Лира Орфея - Дэвис Робертсон. Страница 66
Но Даркур нашел отличный выход. Когда только можно, он занимает стихи у истинного поэта. Не очень известного, по его словам, но я, так или иначе, не могу об этом судить, ибо не достигаю подлинного понимания того, что читаю по-английски, и английская поэзия для меня — неизведанный край. Но то, что Даркур надергал из творений неизвестного поэта, мне нравится. Как он прав, что никому не открывает имени этого незнакомца! Если его узнают, то каждый захочет сказать свое слово, а беспорядочная груда слов — погибель искусства и вечное проклятие театральной постановки. Нет! Пусть тайна остается тайной, а если кто-нибудь хочет разнюхать ответ — что ж, удачи ему, но, скорее всего, это будет означать неудачу Даркура.

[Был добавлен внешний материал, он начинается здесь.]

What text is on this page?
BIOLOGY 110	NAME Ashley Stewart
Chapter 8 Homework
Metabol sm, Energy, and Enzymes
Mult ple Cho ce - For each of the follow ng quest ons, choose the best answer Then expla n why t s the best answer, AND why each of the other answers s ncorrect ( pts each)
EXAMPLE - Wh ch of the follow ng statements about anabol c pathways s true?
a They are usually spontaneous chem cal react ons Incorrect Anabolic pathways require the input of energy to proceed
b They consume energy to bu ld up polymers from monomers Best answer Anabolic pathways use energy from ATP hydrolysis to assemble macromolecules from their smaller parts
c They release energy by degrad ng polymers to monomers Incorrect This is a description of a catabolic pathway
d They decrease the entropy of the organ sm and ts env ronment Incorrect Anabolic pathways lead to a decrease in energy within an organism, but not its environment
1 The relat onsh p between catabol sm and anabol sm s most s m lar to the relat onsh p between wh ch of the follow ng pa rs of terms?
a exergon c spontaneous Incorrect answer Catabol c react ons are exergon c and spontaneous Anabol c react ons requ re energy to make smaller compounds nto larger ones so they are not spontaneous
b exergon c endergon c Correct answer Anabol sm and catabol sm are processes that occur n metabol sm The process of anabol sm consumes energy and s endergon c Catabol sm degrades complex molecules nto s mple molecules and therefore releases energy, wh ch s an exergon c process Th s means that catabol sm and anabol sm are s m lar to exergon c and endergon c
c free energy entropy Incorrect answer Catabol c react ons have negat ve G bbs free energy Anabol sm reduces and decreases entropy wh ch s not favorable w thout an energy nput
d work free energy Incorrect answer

Любая возня с произведениями искусства, их переделка — адовый, рабский труд. Я-то знаю. Однажды я из дружбы согласился на нечто подобное. Я адаптировал шекспировского «Ричарда III» для своего друга Людвига Девриента. И это чуть не погубило нашу дружбу, ибо Людвиг требовал от меня такого, что моя совесть художника восставала. «Но у Шекспира именно так», — говорил я, а Людвиг в ответ орал: «К черту Шекспира! Сделай мне вот тут поразительный эффект, чтобы я взял зрителей за горло и задушил их своим великолепием! А потом, в следующей сцене, сделай так, чтобы я опять их задушил, чтобы от них осталось мокрое место, пропитанное обожанием!» На это я отвечал: «Мой дорогой Луи, ты должен доверять своему поэту и мне». И он говорил такое, чего я никак не мог стерпеть: «Шекспир давно умер, а ты… не тебе придется каждый вечер выходить на сцену с горбом и шпагой и выигрывать битвы. Поэтому делай, что я говорю!» И тут, конечно, мне ничего не оставалось, кроме как пойти и напиться. Людвиг вымучил из меня то, что хотел, но Ричард Третий так и не стал его величайшей ролью, и я знаю почему. Зрители остались незадушенными, а критики сообщили им, что Людвиг — артист погорелого театра и жалкий шут. Кого же он за это винил? Конечно, Шекспира — и меня вместе с ним.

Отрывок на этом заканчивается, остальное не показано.